The core plate 30 may be comprised of any suitable material for use in the friction system 23. For example, the core plate 30 may be comprised of a metallic material. Such metallic materials that may be used include, but are not limited to, stainless steel, mild carbon steel, aluminum, and may contain surface treatments, such as phosphate coating, nickel coating, anodizing, and the like. As another example, the core plate 30 may be comprised of a polymeric material. Such polymeric materials that may be used include thermoset materials and thermoplastic materials. Such thermoset materials that may be used include polyester, vinyl ester, epoxy, phenolic, urethane, polyamide, polyimide, and the like. Such thermoplastic materials that may be used include polyethylene terephthalate (PET), polypropylene, polycarbonate, polybutylene terephthalate (PBT), vinyl, polyethylene, polyvinyl chloride (PVC), and the like. When the polymeric material is used, the polymeric material may be used as a straight polymeric material, or may be used with reinforcement in the polymeric material, such as metal, fiberglass, carbon fiber, and the like.

A method of making the core plate 30 of the friction plate 22 for use in the clutch assembly 20 includes the step of blanking a coil stock material to form an inner diameter. As described above, the coil stock material may be comprised of aluminum, stainless steel, or another suitable material. Next, the coil stock material is coined until a desired thickness is reached. Typically, reaching the desired thickness requires coining the coil stock material at least twice including coining the coil stock material two times, three times, four times, five times, or the like. Once the coil stock material is coined to the desired thickness, the coil stock material is blanked to remove distortion from the inner diameter. Finally, the coil stock material is blanked again to form an outer diameter.
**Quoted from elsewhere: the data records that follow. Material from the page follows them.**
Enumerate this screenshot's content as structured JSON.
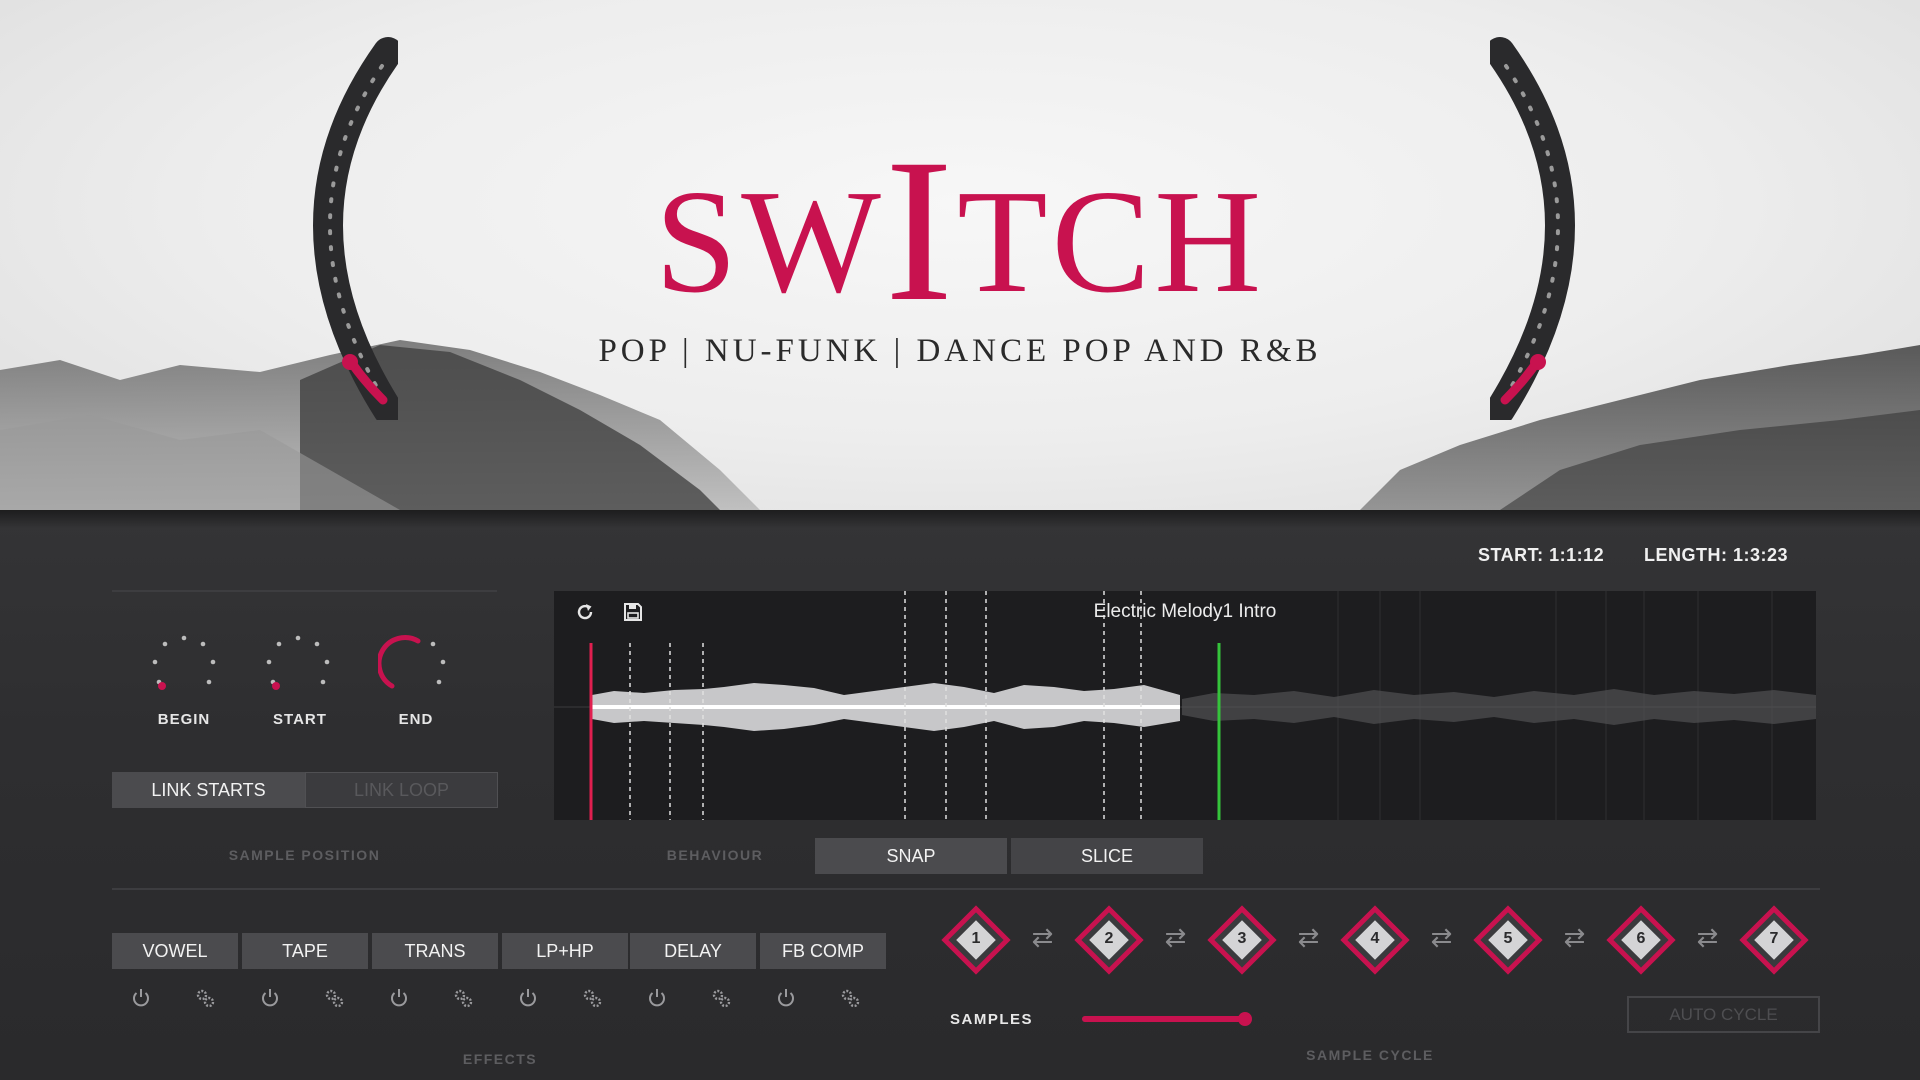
{
  "header": {
    "logo": {
      "pre": "SW",
      "tall": "I",
      "post": "TCH"
    },
    "subtitle": "POP | NU-FUNK | DANCE POP AND R&B",
    "accent_color": "#c8124f",
    "left_dial_level": 0.02,
    "right_dial_level": 0.02
  },
  "transport": {
    "start": "START: 1:1:12",
    "length": "LENGTH: 1:3:23"
  },
  "sample_position": {
    "section_label": "SAMPLE POSITION",
    "knobs": [
      {
        "label": "BEGIN",
        "level": 0.0
      },
      {
        "label": "START",
        "level": 0.0
      },
      {
        "label": "END",
        "level": 0.55
      }
    ],
    "link_starts": "LINK STARTS",
    "link_loop": "LINK LOOP"
  },
  "waveform": {
    "title": "Electric Melody1 Intro",
    "refresh_icon": "refresh-icon",
    "save_icon": "save-icon",
    "start_marker_color": "#e01f4f",
    "end_marker_color": "#35c43b"
  },
  "behaviour": {
    "section_label": "BEHAVIOUR",
    "snap": "SNAP",
    "slice": "SLICE"
  },
  "effects": {
    "section_label": "EFFECTS",
    "items": [
      "VOWEL",
      "TAPE",
      "TRANS",
      "LP+HP",
      "DELAY",
      "FB COMP"
    ],
    "power_icon": "power-icon",
    "settings_icon": "gears-icon"
  },
  "sample_cycle": {
    "section_label": "SAMPLE CYCLE",
    "slots": [
      "1",
      "2",
      "3",
      "4",
      "5",
      "6",
      "7"
    ],
    "swap_icon": "swap-arrows-icon",
    "samples_label": "SAMPLES",
    "samples_level": 0.98,
    "auto_cycle": "AUTO CYCLE"
  }
}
In another example, the core 30 plate may be formed by casting or another method as desired.

Furthermore, when the core plate 30 comprises a polymeric material, the making of the core plate 30 may include injection molding the core plate 30 having the first thickness T1 being greater than the second thickness T2. Injection molding the core plate 30 when the core plate 30 comprises a polymeric material allows the core plate 30 to have the desired thicknesses, such as the configuration illustrated in FIGS. 3-6.

Referring now to FIG. 5, the cross-sectional shape of the core plate 30 such that the thickness T1 of the spline portion 46 is greater than the thickness T2 of the friction portion 48 allows the friction material 42 to also have a varied thickness. More specifically, the friction material 42 which is disposed adjacent to the friction portion 48 is thicker than the friction material 42 disposed adjacent to the spline portion 46, because the friction portion 48 has a smaller thickness than the spline portion 46. The additional friction material 42 disposed adjacent to the friction portion 48 improves shift feel to a driver, prevents potentially damaging hot spots, and increases the overall life of the core plate 30.

Moreover, having the thickness T1 of the spline portion 46 greater than the thickness T2 of the friction portion 48 reduces overall axial thickness, which allows for the addition of an extra core plate 30 to improve torque carrying capacity and/or allows for the use of thicker separator plates which can be used as an additional heat sink source, preventing hot spots. Additionally, the core plate 30 disclosed herein improves axial spacing while having a similar torque carrying capacity as a conventional core plate 30.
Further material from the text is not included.